Pandas

Pandas#

1. Introduction to pandas Data Structures#

\(\left\{\begin{aligned}&Series\\&DataFrame\end{aligned}\right.\)

1.1. Series#

A Series is a one-dimensional array-like object containing a sequence of values (of similar types to NumPy types) and an associated array of data labels, called its index. The simplest Series is formed from only an array of data:

pd.Series([30, 35, 40], index=['2015 Sales', '2016 Sales', '2017 Sales'], name='Product A')

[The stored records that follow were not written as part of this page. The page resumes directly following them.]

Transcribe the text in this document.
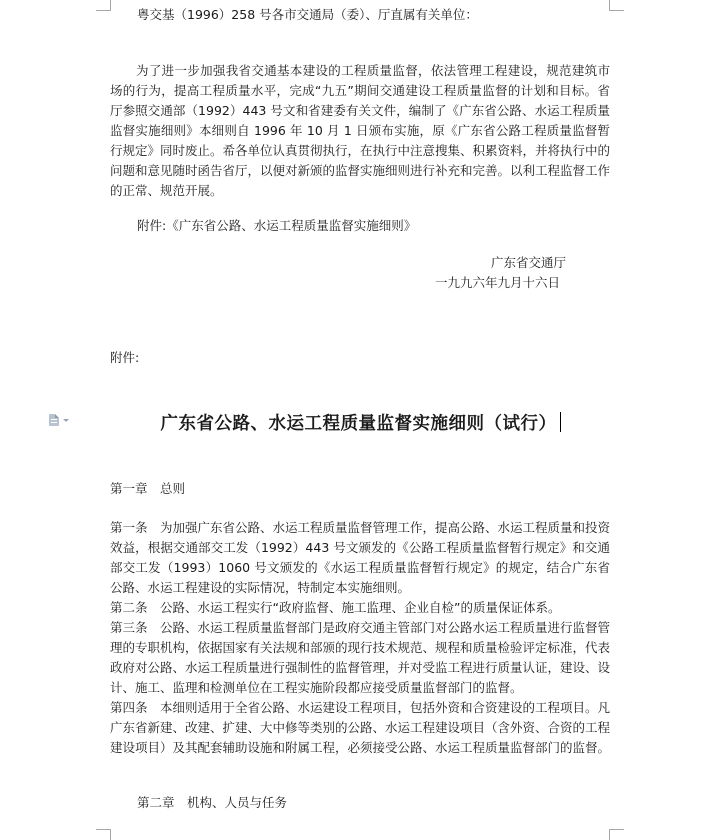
粤交基（1996）258 号各市交通局（委）、厅直属有关单位：

为了进一步加强我省交通基本建设的工程质量监督，依法管理工程建设，规范建筑市场的行为，提高工程质量水平，完成“九五”期间交通建设工程质量监督的计划和目标。省厅参照交通部（1992）443 号文和省建委有关文件，编制了《广东省公路、水运工程质量监督实施细则》本细则自 1996 年 10 月 1 日颁布实施，原《广东省公路工程质量监督暂行规定》同时废止。希各单位认真贯彻执行，在执行中注意搜集、积累资料，并将执行中的问题和意见随时函告省厅，以便对新颁的监督实施细则进行补充和完善。以利工程监督工作的正常、规范开展。

附件:《广东省公路、水运工程质量监督实施细则》
广东省交通厅
一九九六年九月十六日
附件:
广东省公路、水运工程质量监督实施细则（试行）
第一章　总则

第一条　为加强广东省公路、水运工程质量监督管理工作，提高公路、水运工程质量和投资效益，根据交通部交工发（1992）443 号文颁发的《公路工程质量监督暂行规定》和交通部交工发（1993）1060 号文颁发的《水运工程质量监督暂行规定》的规定，结合广东省公路、水运工程建设的实际情况，特制定本实施细则。

第二条　公路、水运工程实行“政府监督、施工监理、企业自检”的质量保证体系。

第三条　公路、水运工程质量监督部门是政府交通主管部门对公路水运工程质量进行监督管理的专职机构，依据国家有关法规和部颁的现行技术规范、规程和质量检验评定标准，代表政府对公路、水运工程质量进行强制性的监督管理，并对受监工程进行质量认证，建设、设计、施工、监理和检测单位在工程实施阶段都应接受质量监督部门的监督。

第四条　本细则适用于全省公路、水运建设工程项目，包括外资和合资建设的工程项目。凡广东省新建、改建、扩建、大中修等类别的公路、水运工程建设项目（含外资、合资的工程建设项目）及其配套辅助设施和附属工程，必须接受公路、水运工程质量监督部门的监督。

第二章　机构、人员与任务
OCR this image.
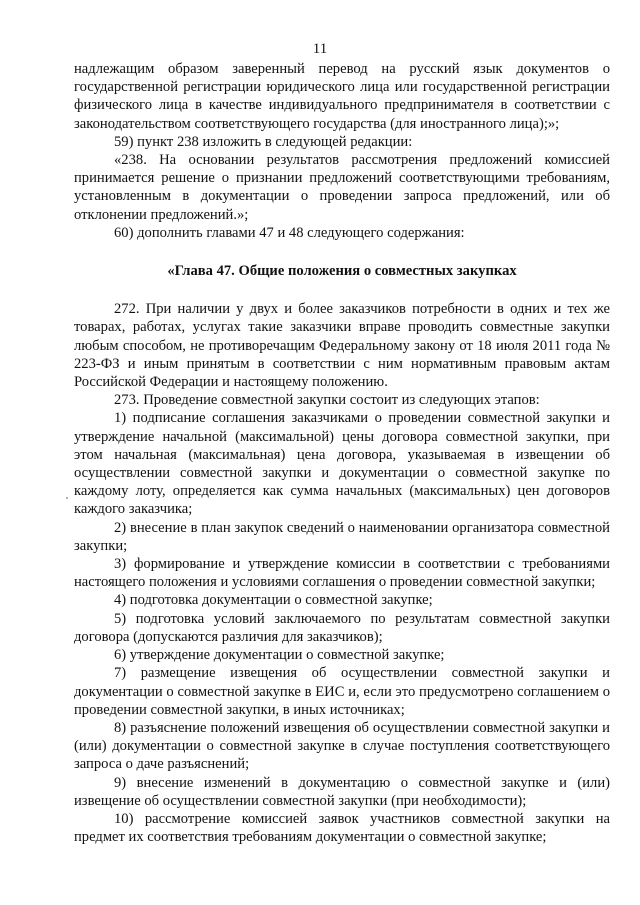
11

надлежащим образом заверенный перевод на русский язык документов о государственной регистрации юридического лица или государственной регистрации физического лица в качестве индивидуального предпринимателя в соответствии с законодательством соответствующего государства (для иностранного лица);»;

59) пункт 238 изложить в следующей редакции:

«238. На основании результатов рассмотрения предложений комиссией принимается решение о признании предложений соответствующими требованиям, установленным в документации о проведении запроса предложений, или об отклонении предложений.»;

60) дополнить главами 47 и 48 следующего содержания:

«Глава 47. Общие положения о совместных закупках

272. При наличии у двух и более заказчиков потребности в одних и тех же товарах, работах, услугах такие заказчики вправе проводить совместные закупки любым способом, не противоречащим Федеральному закону от 18 июля 2011 года № 223-ФЗ и иным принятым в соответствии с ним нормативным правовым актам Российской Федерации и настоящему положению.

273. Проведение совместной закупки состоит из следующих этапов:

1) подписание соглашения заказчиками о проведении совместной закупки и утверждение начальной (максимальной) цены договора совместной закупки, при этом начальная (максимальная) цена договора, указываемая в извещении об осуществлении совместной закупки и документации о совместной закупке по каждому лоту, определяется как сумма начальных (максимальных) цен договоров каждого заказчика;

2) внесение в план закупок сведений о наименовании организатора совместной закупки;

3) формирование и утверждение комиссии в соответствии с требованиями настоящего положения и условиями соглашения о проведении совместной закупки;

4) подготовка документации о совместной закупке;

5) подготовка условий заключаемого по результатам совместной закупки договора (допускаются различия для заказчиков);

6) утверждение документации о совместной закупке;

7) размещение извещения об осуществлении совместной закупки и документации о совместной закупке в ЕИС и, если это предусмотрено соглашением о проведении совместной закупки, в иных источниках;

8) разъяснение положений извещения об осуществлении совместной закупки и (или) документации о совместной закупке в случае поступления соответствующего запроса о даче разъяснений;

9) внесение изменений в документацию о совместной закупке и (или) извещение об осуществлении совместной закупки (при необходимости);

10) рассмотрение комиссией заявок участников совместной закупки на предмет их соответствия требованиям документации о совместной закупке;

A Series is, in essence, a single column of a DataFrame. So you can assign row labels to the Series the same way as before, using an index parameter. However, a Series does not have a column name, it only has one overall name :

1.2. DataFrame#

A DataFrame represents a rectangular table of data and contains an ordered collec‐ tion of columns, each of which can be a different value type (numeric, string, boolean, etc.). The DataFrame has both a row and column index; it can be thought of as a dict of Series all sharing the same index. Under the hood, the data is stored as one or more two-dimensional blocks rather than a list, dict, or some other collection of one-dimensional arrays.

A DataFrame is a table. It contains an array of individual entries, each of which has a certain value. Each entry corresponds to a row (or record) and a column.

There are many ways to construct a DataFrame, though one of the most common is from a dict of equal-length lists or NumPy arrays:

data = {'state': ['Ohio', 'Ohio', 'Ohio', 'Nevada', 'Nevada', 'Nevada'],
            'year': [2000, 2001, 2002, 2001, 2002, 2003],
            'pop': [1.5, 1.7, 3.6, 2.4, 2.9, 3.2]}
frame = pd.DataFrame(data)

The list of row labels used in a DataFrame is known as an Index. We can assign values to it by using an index parameter in our constructor:

pd.DataFrame({'Bob': ['I liked it.', 'It was awful.'], 'Sue': ['Pretty good.', 'Bland.']},index=['Product A', 'Product B'])

If you specify a sequence of columns, the DataFrame’s columns will be arranged in that order:

pd.DataFrame(data, columns=['Sue', 'Bob'])

The Series and the DataFrame are intimately related. It’s helpful to think of a DataFrame as actually being just a bunch of Series “glued together”.

2. Indexing, Selecting & Assigning#

2.1. Native accessors#

In Python, we can access the property of an object by accessing it as an attribute. A book object, for example, might have a title property, which we can access by calling book.title. Columns in a pandas DataFrame work in much the same way.

#first way
review.country
#second way
review['country']

2.2. Index in pandas#

The indexing operator and attribute selection are nice because they work just like they do in the rest of the Python ecosystem. As a novice, this makes them easy to pick up and use. However, pandas has its own accessor operators, loc and iloc. For more advanced operations, these are the ones you’re supposed to be using.

Index-based selection

Selecting data based on its numerical position in the data. iloc follows this paradigm.

Label-based selection

The second paradigm for attribute selection is the one followed by the loc operator: label-based selection. In this paradigm, it’s the data index value, not its position, which matters.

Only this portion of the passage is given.